I did not see a long gun reloading section. I hope this is the correct place to post this thread. Has anyone tried a 200 grain Hornady FTX 358 bullet in a 358 Winchester rifle? It was originally developed for 35 Remington cartridges. The plastic tip insured expansion at the slower 35 Remington speed and gave better down range performance than round tip bullets such as the 200 grain Remington Core-Lokt bullets. I loaded some for my 358 Winchester and they are very accurate. I am worried about performance at 358 Winchester speeds (core separation or lack of penetration due to over expansion). I down loaded my cartridges to 2350 ft/sec which is still 250 ft/sec faster than the Remington cartridges.
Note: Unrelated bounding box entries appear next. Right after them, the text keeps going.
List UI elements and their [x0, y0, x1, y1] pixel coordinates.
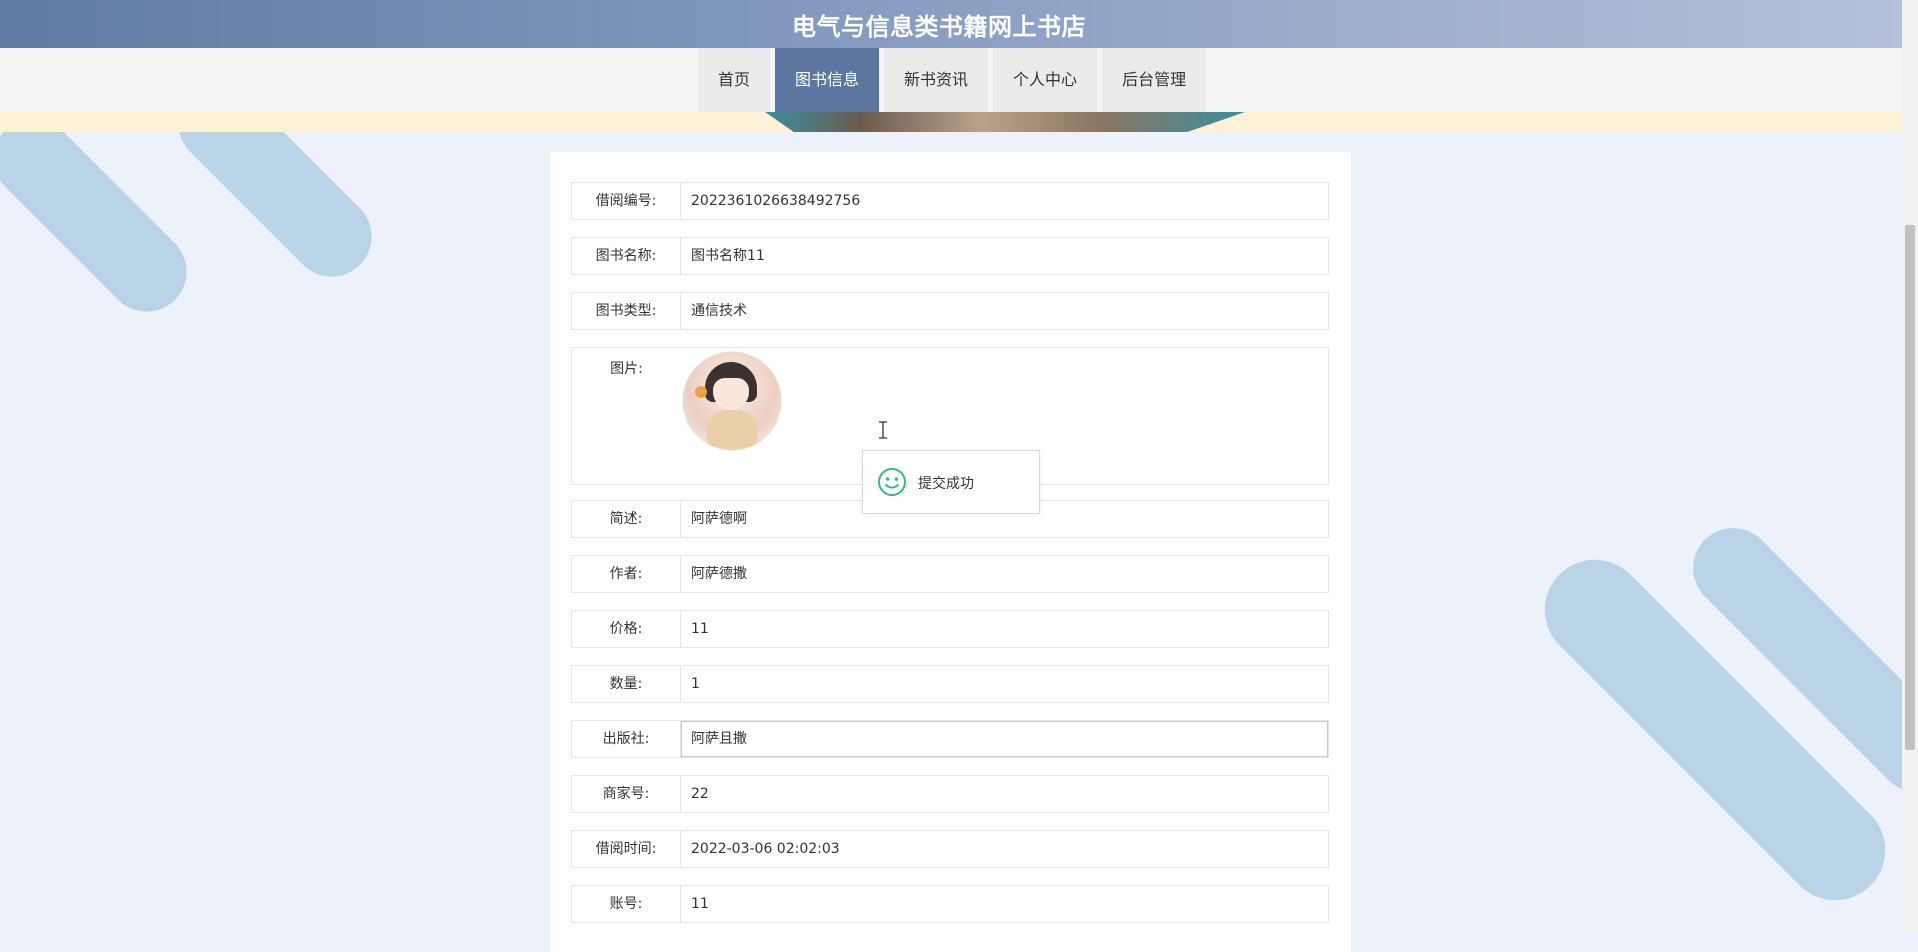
nav-home[interactable]: 首页 [698, 48, 771, 112]
site-header: 电气与信息类书籍网上书店 [0, 0, 1902, 48]
book-image[interactable] [682, 351, 782, 451]
field-merchant-no: 商家号: 22 [571, 775, 1329, 813]
field-book-type: 图书类型: 通信技术 [571, 292, 1329, 330]
price-input[interactable]: 11 [681, 611, 1328, 647]
field-book-name: 图书名称: 图书名称11 [571, 237, 1329, 275]
field-author: 作者: 阿萨德撒 [571, 555, 1329, 593]
background-decoration [0, 101, 204, 329]
field-account: 账号: 11 [571, 885, 1329, 923]
field-label: 借阅时间: [572, 831, 681, 867]
field-label: 图书名称: [572, 238, 681, 274]
nav-personal-center[interactable]: 个人中心 [993, 48, 1098, 112]
nav-new-book-news[interactable]: 新书资讯 [884, 48, 989, 112]
field-label: 借阅编号: [572, 183, 681, 219]
author-input[interactable]: 阿萨德撒 [681, 556, 1328, 592]
main-nav: 首页 图书信息 新书资讯 个人中心 后台管理 [0, 48, 1902, 112]
site-title: 电气与信息类书籍网上书店 [792, 13, 1086, 41]
borrow-no-input[interactable]: 2022361026638492756 [681, 183, 1328, 219]
field-label: 价格: [572, 611, 681, 647]
quantity-input[interactable]: 1 [681, 666, 1328, 702]
field-borrow-time: 借阅时间: 2022-03-06 02:02:03 [571, 830, 1329, 868]
smile-icon [878, 468, 906, 496]
banner-image [765, 112, 1245, 132]
success-toast: 提交成功 [862, 450, 1040, 514]
field-borrow-no: 借阅编号: 2022361026638492756 [571, 182, 1329, 220]
field-label: 图片: [610, 361, 643, 377]
nav-admin[interactable]: 后台管理 [1102, 48, 1207, 112]
text-cursor-icon [878, 421, 888, 439]
field-label: 商家号: [572, 776, 681, 812]
book-type-input[interactable]: 通信技术 [681, 293, 1328, 329]
field-label: 图书类型: [572, 293, 681, 329]
scrollbar-thumb[interactable] [1905, 225, 1915, 750]
field-label: 数量: [572, 666, 681, 702]
borrow-time-input[interactable]: 2022-03-06 02:02:03 [681, 831, 1328, 867]
field-price: 价格: 11 [571, 610, 1329, 648]
book-name-input[interactable]: 图书名称11 [681, 238, 1328, 274]
field-label: 简述: [572, 501, 681, 537]
toast-message: 提交成功 [918, 476, 974, 492]
publisher-input[interactable]: 阿萨且撒 [681, 721, 1328, 757]
account-input[interactable]: 11 [681, 886, 1328, 922]
field-label: 账号: [572, 886, 681, 922]
field-label: 出版社: [572, 721, 681, 757]
field-label: 作者: [572, 556, 681, 592]
merchant-no-input[interactable]: 22 [681, 776, 1328, 812]
field-publisher: 出版社: 阿萨且撒 [571, 720, 1329, 758]
page-scrollbar[interactable] [1902, 0, 1918, 932]
banner [0, 112, 1902, 132]
nav-book-info[interactable]: 图书信息 [775, 48, 880, 112]
field-quantity: 数量: 1 [571, 665, 1329, 703]
detail-card: 借阅编号: 2022361026638492756 图书名称: 图书名称11 图… [551, 152, 1351, 952]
I intend to use the cartridge for pigs, deer, and black bear. Up to now, I have used my 45-70, but the 358 Winchester has a little better range, less recoil, and less bullet drop past 125 yards than the 45-70.


----------



## Craigh (Jul 29, 2016)

I've not had experience, but the 358 has always been a round I wanted over the years. Back in grad school in the early to mid 1970's when I was poor, I bought a set of 358 loading dies from a Herter's retail store, thinking when I could afford one, I wanted a new Browning BLR in that caliber. I was simply enamored by 358 Winchester. Now, here it is over forty years later, I still have the dies, I think, but never bought the rifle. Though I still want one, I'll probably never get it for health reasons. It's most interesting to me how we are both pig hunters and think alike in many ways. I too owned a 45-70 fr a short time and loved it. 

What rifle do you have chambered in 358 Win? 

Personally, and I really don't know, but I doubt you'd suffer separation or too little penetration loading it to faster velocity. Try it and shoot a row of water filled milk jugs on end and check the bullet out. I'd be very interested to know. Really cool cartridge to me and I'm envious, my friend.


----------



## HogHunter (Mar 13, 2018)

I own a Browning BLR in 358 Winchester. I have a Marlin 45-70 with a 22 inch barrel. I love shooting it, but I too have health problems and thought it prudent to use a lighter recoil rifle per my doctor's recommendation. He also said that I needed to lost 40 pounds. I told him fat chance, pun intended. The BLR is a great rifle: light weight, lever action, short barrel, and accurate. The reduced load is about like shooting a 165 grain 308 Winchester.


----------